For more information, see Request a batch prediction job.

Limitations

  • You can use multimodal datasets only with generative AI features. You can't use them with non-generative AI features such as AutoML training and custom training.
  • You can use multimodal datasets only with Google models such as Gemini. You can't use them with third-party models.

Pricing

When you tune a model or run a batch prediction job, you are billed for Generative AI usage and querying the dataset in BigQuery.

When you create, assemble, or assess your multimodal dataset, you are billed for storing and querying multimodal datasets in BigQuery. Specifically, the following operations use those underlying services:

  • Create dataset
    • Datasets created from either an existing BigQuery table or DataFrame incur no additional storage costs because a logical view is used instead of storing another copy of the data.
    • Datasets created from other sources copy the data to a new BigQuery table, which incurs storage costs in BigQuery. For example, active logical storage for $0.02 per GiB per month.
  • Assemble dataset
    • This method creates a new BigQuery table that contains the full dataset in model request format, which incurs storage costs in BigQuery.

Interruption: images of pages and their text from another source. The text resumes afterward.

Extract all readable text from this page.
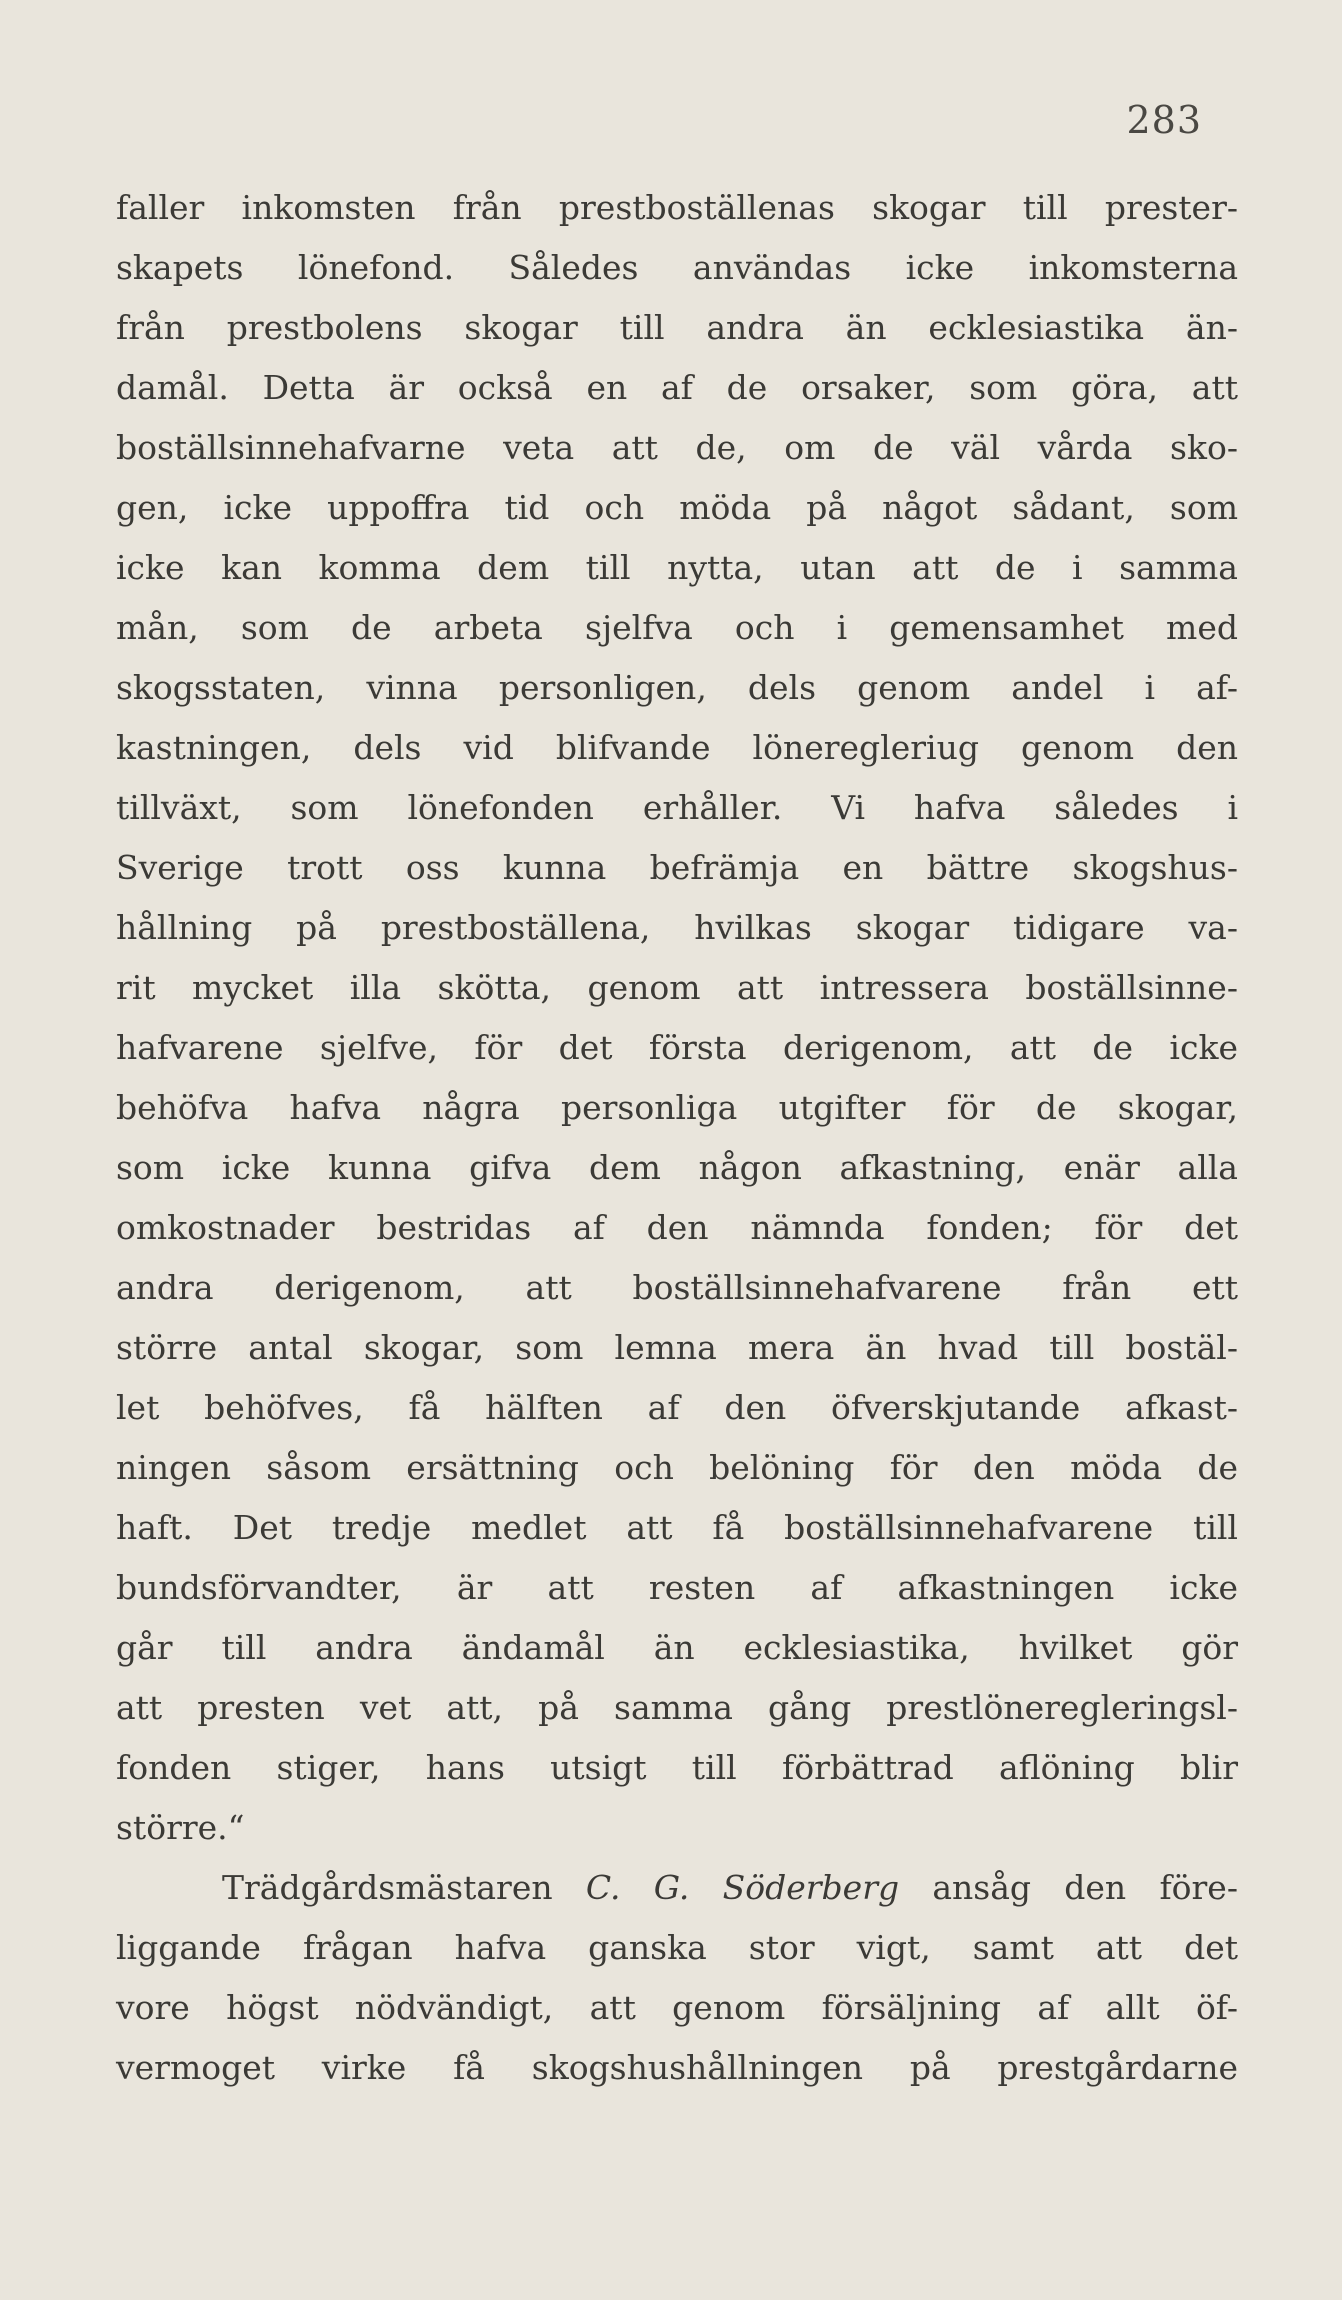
283
faller inkomsten från prestboställenas skogar till prester-
skapets lönefond. Således användas icke inkomsterna
från prestbolens skogar till andra än ecklesiastika än-
damål. Detta är också en af de orsaker, som göra, att
boställsinnehafvarne veta att de, om de väl vårda sko-
gen, icke uppoffra tid och möda på något sådant, som
icke kan komma dem till nytta, utan att de i samma
mån, som de arbeta sjelfva och i gemensamhet med
skogsstaten, vinna personligen, dels genom andel i af-
kastningen, dels vid blifvande löneregleriug genom den
tillväxt, som lönefonden erhåller. Vi hafva således i
Sverige trott oss kunna befrämja en bättre skogshus-
hållning på prestboställena, hvilkas skogar tidigare va-
rit mycket illa skötta, genom att intressera boställsinne-
hafvarene sjelfve, för det första derigenom, att de icke
behöfva hafva några personliga utgifter för de skogar,
som icke kunna gifva dem någon afkastning, enär alla
omkostnader bestridas af den nämnda fonden; för det
andra derigenom, att boställsinnehafvarene från ett
större antal skogar, som lemna mera än hvad till bostäl-
let behöfves, få hälften af den öfverskjutande afkast-
ningen såsom ersättning och belöning för den möda de
haft. Det tredje medlet att få boställsinnehafvarene till
bundsförvandter, är att resten af afkastningen icke
går till andra ändamål än ecklesiastika, hvilket gör
att presten vet att, på samma gång prestlöneregleringsl-
fonden stiger, hans utsigt till förbättrad aflöning blir
större.“
Trädgårdsmästaren C. G. Söderberg ansåg den före-
liggande frågan hafva ganska stor vigt, samt att det
vore högst nödvändigt, att genom försäljning af allt öf-
vermoget virke få skogshushållningen på prestgårdarne
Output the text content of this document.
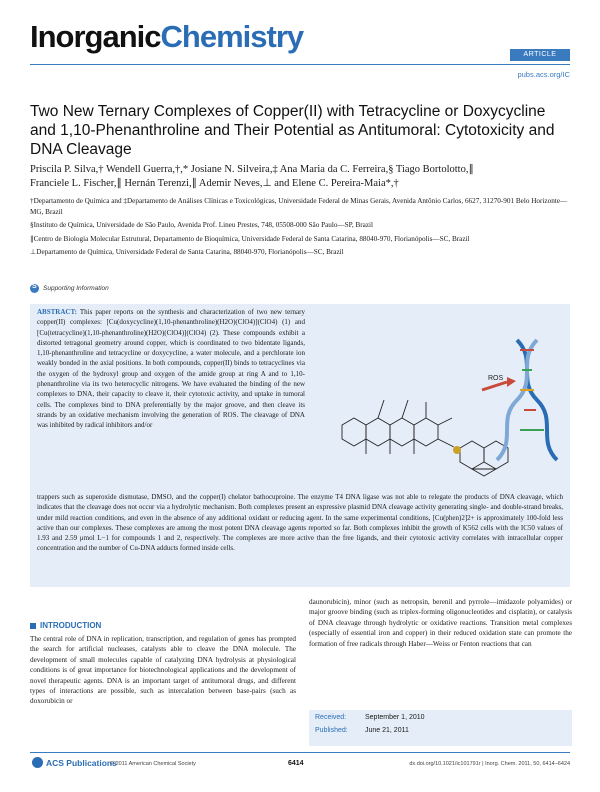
InorganicChemistry
ARTICLE
pubs.acs.org/IC
Two New Ternary Complexes of Copper(II) with Tetracycline or Doxycycline and 1,10-Phenanthroline and Their Potential as Antitumoral: Cytotoxicity and DNA Cleavage
Priscila P. Silva,† Wendell Guerra,†,* Josiane N. Silveira,‡ Ana Maria da C. Ferreira,§ Tiago Bortolotto,∥
Franciele L. Fischer,∥ Hernán Terenzi,∥ Ademir Neves,⊥ and Elene C. Pereira-Maia*,†

†Departamento de Química and ‡Departamento de Análises Clínicas e Toxicológicas, Universidade Federal de Minas Gerais, Avenida Antônio Carlos, 6627, 31270-901 Belo Horizonte—MG, Brazil

§Instituto de Química, Universidade de São Paulo, Avenida Prof. Lineu Prestes, 748, 05508-000 São Paulo—SP, Brazil

∥Centro de Biologia Molecular Estrutural, Departamento de Bioquímica, Universidade Federal de Santa Catarina, 88040-970, Florianópolis—SC, Brazil

⊥Departamento de Química, Universidade Federal de Santa Catarina, 88040-970, Florianópolis—SC, Brazil

S
Supporting Information
ABSTRACT: This paper reports on the synthesis and characterization of two new ternary copper(II) complexes: [Cu(doxycycline)(1,10-phenanthroline)(H2O)(ClO4)](ClO4) (1) and [Cu(tetracycline)(1,10-phenanthroline)(H2O)(ClO4)](ClO4) (2). These compounds exhibit a distorted tetragonal geometry around copper, which is coordinated to two bidentate ligands, 1,10-phenanthroline and tetracycline or doxycycline, a water molecule, and a perchlorate ion weakly bonded in the axial positions. In both compounds, copper(II) binds to tetracyclines via the oxygen of the hydroxyl group and oxygen of the amide group at ring A and to 1,10-phenanthroline via its two heterocyclic nitrogens. We have evaluated the binding of the new complexes to DNA, their capacity to cleave it, their cytotoxic activity, and uptake in tumoral cells. The complexes bind to DNA preferentially by the major groove, and then cleave its strands by an oxidative mechanism involving the generation of ROS. The cleavage of DNA was inhibited by radical inhibitors and/or
ROS
trappers such as superoxide dismutase, DMSO, and the copper(I) chelator bathocuproine. The enzyme T4 DNA ligase was not able to relegate the products of DNA cleavage, which indicates that the cleavage does not occur via a hydrolytic mechanism. Both complexes present an expressive plasmid DNA cleavage activity generating single- and double-strand breaks, under mild reaction conditions, and even in the absence of any additional oxidant or reducing agent. In the same experimental conditions, [Cu(phen)2]2+ is approximately 100-fold less active than our complexes. These complexes are among the most potent DNA cleavage agents reported so far. Both complexes inhibit the growth of K562 cells with the IC50 values of 1.93 and 2.59 μmol L−1 for compounds 1 and 2, respectively. The complexes are more active than the free ligands, and their cytotoxic activity correlates with intracellular copper concentration and the number of Cu-DNA adducts formed inside cells.
INTRODUCTION
The central role of DNA in replication, transcription, and regulation of genes has prompted the search for artificial nucleases, catalysts able to cleave the DNA molecule. The development of small molecules capable of catalyzing DNA hydrolysis at physiological conditions is of great importance for biotechnological applications and the development of novel therapeutic agents. DNA is an important target of antitumoral drugs, and different types of interactions are possible, such as intercalation between base-pairs (such as doxorubicin or
daunorubicin), minor (such as netropsin, berenil and pyrrole—imidazole polyamides) or major groove binding (such as triplex-forming oligonucleotides and cisplatin), or catalysis of DNA cleavage through hydrolytic or oxidative reactions. Transition metal complexes (especially of essential iron and copper) in their reduced oxidation state can promote the formation of free radicals through Haber—Weiss or Fenton reactions that can
Received:	September 1, 2010
Published:	June 21, 2011
ACS Publications
© 2011 American Chemical Society	6414	dx.doi.org/10.1021/ic101791r | Inorg. Chem. 2011, 50, 6414–6424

For example, active logical storage for $0.02 per GiB per month.
    • This method also reads the dataset once, which incurs query costs in BigQuery. For example, on-demand compute pricing is $6.25 per TiB.
  • Assess dataset
    • This method reads the dataset once, which incurs query costs in BigQuery. For example, on-demand compute pricing is $6.25 per TiB.

Use the Pricing Calculator to generate a cost estimate based on your projected usage.